One of the problems here is that both the NNOC post as well as the AfGJ rebuttal fail to provide a link or access to the offending article which is not available online in the February issue. Accessible initially only to subscribers, Chicago ALBA Solidarity does include it in its printing of the AfGJ rebuttal, and, thanks to July26.org member and ITT subscriber Marilyn Frankenstein, we also now have a scan of the article.
The featured piece about Cuban dissident bloggers by Orlando Luis Pardo Lazo contains an overview of the anti-governmental blogger movement in general and the artist-activist Movimiento San Isidro (MSI) over the last two years in particular, the government’s arrest of rapper Denis Solís last November and its reaction to the follow-up protest by MSI. This was not a proud moment for the government, and Lazo’s account is not so much refuted by AfGJ as minimized.
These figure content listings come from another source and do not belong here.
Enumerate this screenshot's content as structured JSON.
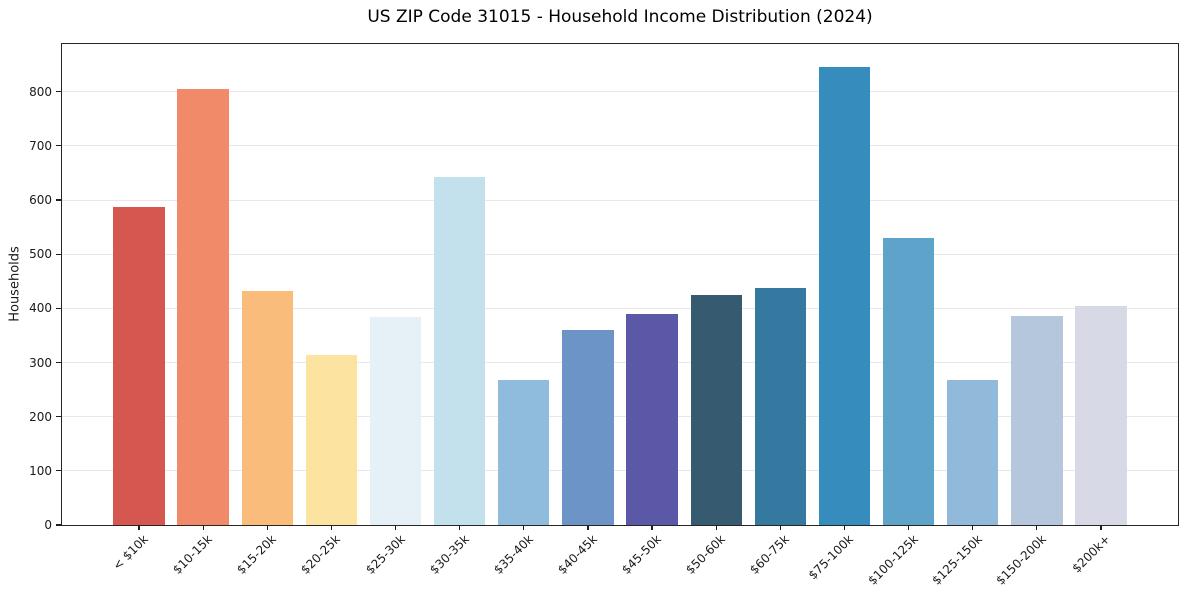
{
  "chart_data": {
    "type": "bar",
    "title": "US ZIP Code 31015 - Household Income Distribution (2024)",
    "xlabel": "",
    "ylabel": "Households",
    "categories": [
      "< $10k",
      "$10-15k",
      "$15-20k",
      "$20-25k",
      "$25-30k",
      "$30-35k",
      "$35-40k",
      "$40-45k",
      "$45-50k",
      "$50-60k",
      "$60-75k",
      "$75-100k",
      "$100-125k",
      "$125-150k",
      "$150-200k",
      "$200k+"
    ],
    "values": [
      587,
      805,
      432,
      313,
      384,
      642,
      268,
      360,
      390,
      424,
      438,
      845,
      529,
      268,
      385,
      404
    ],
    "bar_colors": [
      "#d6574f",
      "#f18a69",
      "#fabc7a",
      "#fce3a0",
      "#e5f1f6",
      "#c3e1ed",
      "#8fbcdc",
      "#6c94c6",
      "#5c58a8",
      "#365a70",
      "#3578a0",
      "#368cbd",
      "#5ea3c9",
      "#90b9da",
      "#b4c7dd",
      "#d7d9e6"
    ],
    "ylim": [
      0,
      888
    ],
    "yticks": [
      0,
      100,
      200,
      300,
      400,
      500,
      600,
      700,
      800
    ],
    "grid": "horizontal",
    "gridline_color": "#e8e8ec",
    "background_color": "#ffffff",
    "spine_color": "#262626",
    "x_tick_label_rotation": 45,
    "legend": "none"
  }
}
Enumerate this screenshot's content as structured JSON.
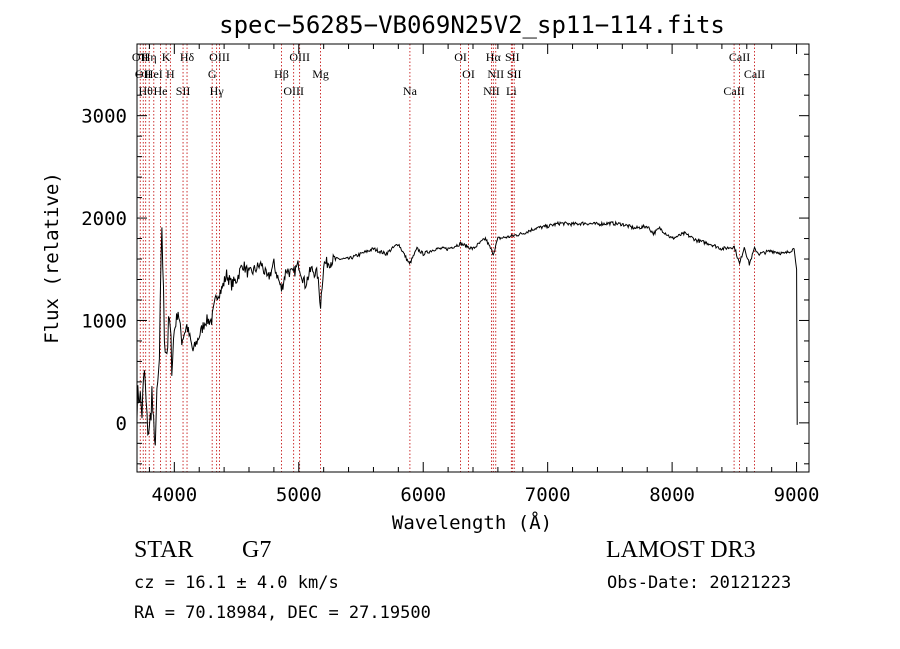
{
  "chart_data": {
    "type": "line",
    "title": "spec−56285−VB069N25V2_sp11−114.fits",
    "xlabel": "Wavelength (Å)",
    "ylabel": "Flux (relative)",
    "xlim": [
      3700,
      9100
    ],
    "ylim": [
      -480,
      3700
    ],
    "x_ticks": [
      4000,
      5000,
      6000,
      7000,
      8000,
      9000
    ],
    "y_ticks": [
      0,
      1000,
      2000,
      3000
    ],
    "series": [
      {
        "name": "flux",
        "x": [
          3700,
          3720,
          3740,
          3760,
          3780,
          3800,
          3820,
          3840,
          3860,
          3880,
          3900,
          3920,
          3940,
          3960,
          3980,
          4000,
          4030,
          4060,
          4100,
          4150,
          4200,
          4250,
          4300,
          4340,
          4380,
          4420,
          4460,
          4500,
          4550,
          4600,
          4650,
          4700,
          4750,
          4800,
          4861,
          4900,
          4950,
          5000,
          5050,
          5100,
          5150,
          5175,
          5200,
          5300,
          5400,
          5500,
          5600,
          5700,
          5800,
          5890,
          5950,
          6000,
          6100,
          6200,
          6300,
          6400,
          6500,
          6563,
          6600,
          6700,
          6800,
          6900,
          7000,
          7100,
          7200,
          7300,
          7400,
          7500,
          7600,
          7700,
          7800,
          7850,
          7900,
          8000,
          8100,
          8200,
          8300,
          8400,
          8500,
          8542,
          8580,
          8620,
          8662,
          8700,
          8800,
          8900,
          8980,
          9000,
          9005
        ],
        "y": [
          200,
          300,
          100,
          500,
          0,
          -100,
          300,
          -250,
          200,
          600,
          1950,
          850,
          700,
          1000,
          600,
          900,
          1100,
          800,
          950,
          700,
          850,
          1000,
          1000,
          1250,
          1300,
          1450,
          1350,
          1400,
          1550,
          1450,
          1500,
          1550,
          1400,
          1550,
          1300,
          1500,
          1450,
          1550,
          1350,
          1500,
          1450,
          1150,
          1550,
          1600,
          1600,
          1650,
          1700,
          1650,
          1750,
          1550,
          1700,
          1650,
          1700,
          1700,
          1750,
          1700,
          1800,
          1650,
          1800,
          1820,
          1850,
          1900,
          1920,
          1950,
          1940,
          1950,
          1940,
          1950,
          1940,
          1900,
          1920,
          1850,
          1900,
          1800,
          1850,
          1780,
          1750,
          1700,
          1720,
          1550,
          1720,
          1550,
          1700,
          1650,
          1680,
          1650,
          1700,
          1500,
          -20
        ]
      }
    ],
    "lines": [
      {
        "x": 3726,
        "label": "OII"
      },
      {
        "x": 3750,
        "label": "OII"
      },
      {
        "x": 3770,
        "label": "Hθ"
      },
      {
        "x": 3798,
        "label": "Hη"
      },
      {
        "x": 3835,
        "label": "HeI"
      },
      {
        "x": 3889,
        "label": "He"
      },
      {
        "x": 3934,
        "label": "K"
      },
      {
        "x": 3968,
        "label": "H"
      },
      {
        "x": 4070,
        "label": "SII"
      },
      {
        "x": 4102,
        "label": "Hδ"
      },
      {
        "x": 4304,
        "label": "G"
      },
      {
        "x": 4340,
        "label": "Hγ"
      },
      {
        "x": 4363,
        "label": "OIII"
      },
      {
        "x": 4861,
        "label": "Hβ"
      },
      {
        "x": 4959,
        "label": "OIII"
      },
      {
        "x": 5007,
        "label": "OIII"
      },
      {
        "x": 5175,
        "label": "Mg"
      },
      {
        "x": 5893,
        "label": "Na"
      },
      {
        "x": 6300,
        "label": "OI"
      },
      {
        "x": 6364,
        "label": "OI"
      },
      {
        "x": 6548,
        "label": "NII"
      },
      {
        "x": 6563,
        "label": "Hα"
      },
      {
        "x": 6583,
        "label": "NII"
      },
      {
        "x": 6708,
        "label": "Li"
      },
      {
        "x": 6716,
        "label": "SII"
      },
      {
        "x": 6731,
        "label": "SII"
      },
      {
        "x": 8498,
        "label": "CaII"
      },
      {
        "x": 8542,
        "label": "CaII"
      },
      {
        "x": 8662,
        "label": "CaII"
      }
    ]
  },
  "info": {
    "object_class": "STAR",
    "subclass": "G7",
    "survey": "LAMOST DR3",
    "redshift": "cz = 16.1 ± 4.0 km/s",
    "obs_date": "Obs-Date: 20121223",
    "coords": "RA =  70.18984, DEC =  27.19500"
  }
}
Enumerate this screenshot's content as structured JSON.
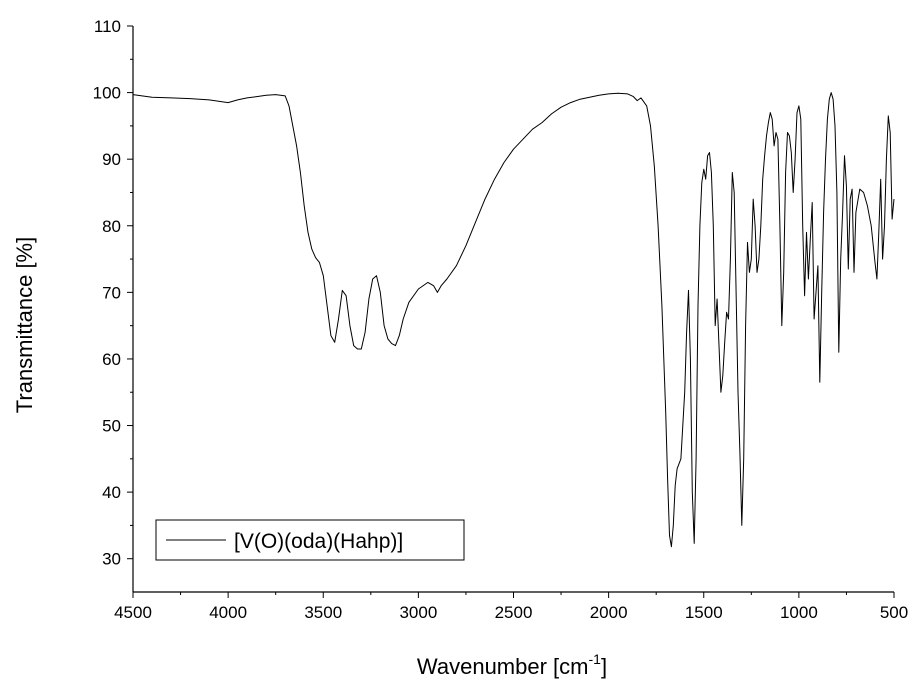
{
  "chart_data": {
    "type": "line",
    "title": "",
    "xlabel": "Wavenumber [cm",
    "xlabel_sup": "-1",
    "xlabel_suffix": "]",
    "ylabel": "Transmittance [%]",
    "xlim": [
      4500,
      500
    ],
    "ylim": [
      25,
      110
    ],
    "x_reversed": true,
    "xticks": [
      4500,
      4000,
      3500,
      3000,
      2500,
      2000,
      1500,
      1000,
      500
    ],
    "yticks": [
      30,
      40,
      50,
      60,
      70,
      80,
      90,
      100,
      110
    ],
    "grid": false,
    "legend_position": "bottom-left",
    "line_color": "#000000",
    "series": [
      {
        "name": "[V(O)(oda)(Hahp)]",
        "x": [
          4500,
          4400,
          4300,
          4200,
          4100,
          4000,
          3950,
          3900,
          3850,
          3800,
          3750,
          3700,
          3680,
          3660,
          3640,
          3620,
          3600,
          3580,
          3560,
          3540,
          3520,
          3500,
          3480,
          3460,
          3440,
          3420,
          3400,
          3380,
          3360,
          3340,
          3320,
          3300,
          3280,
          3260,
          3240,
          3220,
          3200,
          3180,
          3160,
          3140,
          3120,
          3100,
          3080,
          3050,
          3000,
          2950,
          2920,
          2900,
          2880,
          2850,
          2800,
          2750,
          2700,
          2650,
          2600,
          2550,
          2500,
          2450,
          2400,
          2350,
          2300,
          2250,
          2200,
          2150,
          2100,
          2050,
          2000,
          1950,
          1900,
          1870,
          1850,
          1830,
          1800,
          1780,
          1760,
          1740,
          1720,
          1700,
          1690,
          1680,
          1670,
          1660,
          1650,
          1640,
          1620,
          1600,
          1590,
          1580,
          1570,
          1560,
          1550,
          1540,
          1530,
          1520,
          1510,
          1500,
          1490,
          1480,
          1470,
          1460,
          1450,
          1440,
          1430,
          1420,
          1410,
          1400,
          1390,
          1380,
          1370,
          1360,
          1350,
          1340,
          1330,
          1320,
          1310,
          1300,
          1290,
          1280,
          1270,
          1260,
          1250,
          1240,
          1230,
          1220,
          1210,
          1200,
          1190,
          1180,
          1170,
          1160,
          1150,
          1140,
          1130,
          1120,
          1110,
          1100,
          1090,
          1080,
          1070,
          1060,
          1050,
          1040,
          1030,
          1020,
          1010,
          1000,
          990,
          980,
          970,
          960,
          950,
          940,
          930,
          920,
          910,
          900,
          890,
          880,
          870,
          860,
          850,
          840,
          830,
          820,
          810,
          800,
          790,
          780,
          770,
          760,
          750,
          740,
          730,
          720,
          710,
          700,
          680,
          660,
          640,
          620,
          600,
          590,
          580,
          570,
          560,
          550,
          540,
          530,
          520,
          510,
          500
        ],
        "y": [
          99.7,
          99.3,
          99.2,
          99.1,
          98.9,
          98.5,
          98.9,
          99.2,
          99.4,
          99.6,
          99.7,
          99.5,
          98.0,
          95.0,
          92.0,
          88.0,
          83.0,
          79.0,
          76.5,
          75.2,
          74.5,
          72.5,
          68.0,
          63.5,
          62.5,
          66.0,
          70.3,
          69.5,
          65.0,
          62.0,
          61.5,
          61.5,
          64.0,
          69.0,
          72.0,
          72.5,
          70.0,
          65.0,
          63.0,
          62.3,
          62.0,
          63.5,
          66.0,
          68.5,
          70.5,
          71.5,
          71.0,
          70.0,
          71.0,
          72.0,
          74.0,
          77.0,
          80.5,
          84.0,
          87.0,
          89.5,
          91.5,
          93.0,
          94.5,
          95.5,
          96.8,
          97.8,
          98.5,
          99.0,
          99.3,
          99.6,
          99.8,
          99.9,
          99.8,
          99.4,
          98.8,
          99.2,
          98.0,
          95.0,
          89.0,
          80.0,
          68.0,
          52.0,
          42.0,
          33.5,
          31.8,
          35.0,
          41.0,
          43.5,
          45.0,
          55.0,
          64.0,
          70.3,
          60.0,
          40.0,
          32.3,
          45.0,
          68.0,
          80.0,
          86.5,
          88.5,
          87.0,
          90.5,
          91.0,
          88.0,
          80.0,
          65.0,
          69.0,
          62.0,
          55.0,
          57.5,
          62.5,
          67.0,
          66.0,
          75.0,
          88.0,
          85.0,
          70.0,
          55.0,
          46.0,
          35.0,
          45.0,
          65.0,
          77.5,
          73.0,
          75.0,
          84.0,
          80.0,
          73.0,
          75.0,
          80.0,
          87.0,
          90.5,
          93.5,
          95.5,
          97.0,
          96.0,
          92.0,
          94.0,
          93.0,
          80.0,
          65.0,
          73.0,
          88.0,
          94.0,
          93.5,
          91.0,
          85.0,
          90.0,
          97.0,
          98.0,
          96.0,
          80.0,
          69.5,
          79.0,
          72.0,
          78.0,
          83.5,
          66.0,
          70.0,
          74.0,
          56.5,
          70.0,
          82.0,
          90.0,
          96.0,
          99.0,
          100.0,
          99.0,
          95.0,
          85.0,
          61.0,
          75.0,
          82.0,
          90.5,
          86.0,
          73.5,
          84.0,
          85.5,
          73.0,
          82.0,
          85.5,
          85.0,
          83.0,
          80.0,
          74.5,
          72.0,
          79.0,
          87.0,
          75.0,
          80.0,
          90.0,
          96.5,
          94.0,
          81.0,
          84.0
        ]
      }
    ]
  }
}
What it does alert us to, however, is that this is not a sole surprising incident on ITT’s part. As the article shows, Lazo has a history of critical pieces on Cuba’s treatment of dissident bloggers, including an ITT cover story from December 2009, prominently featured here, and an archival search on “Cuba” for other ITT articles shows an on-going criticism surprising for a generally well-regarded democratic socialist publication that emerged out of the New Left in the 1970’s. Thus, the AfGJ critique is much to the point in raising this issue occasioned by the current article, and we look forward to others providing a fuller assessment of ITT’s treatment of Cuba, raising the issue, and hearing the publication’s response.
Update note: Unfortunately ITT has chosen to aggravate its intemperate anti-Cuba stance by its April issue choice of critical letter to publish and respond to. Marilyn’s (unprinted) letter to ITT about the original article as well as this follow-up is here.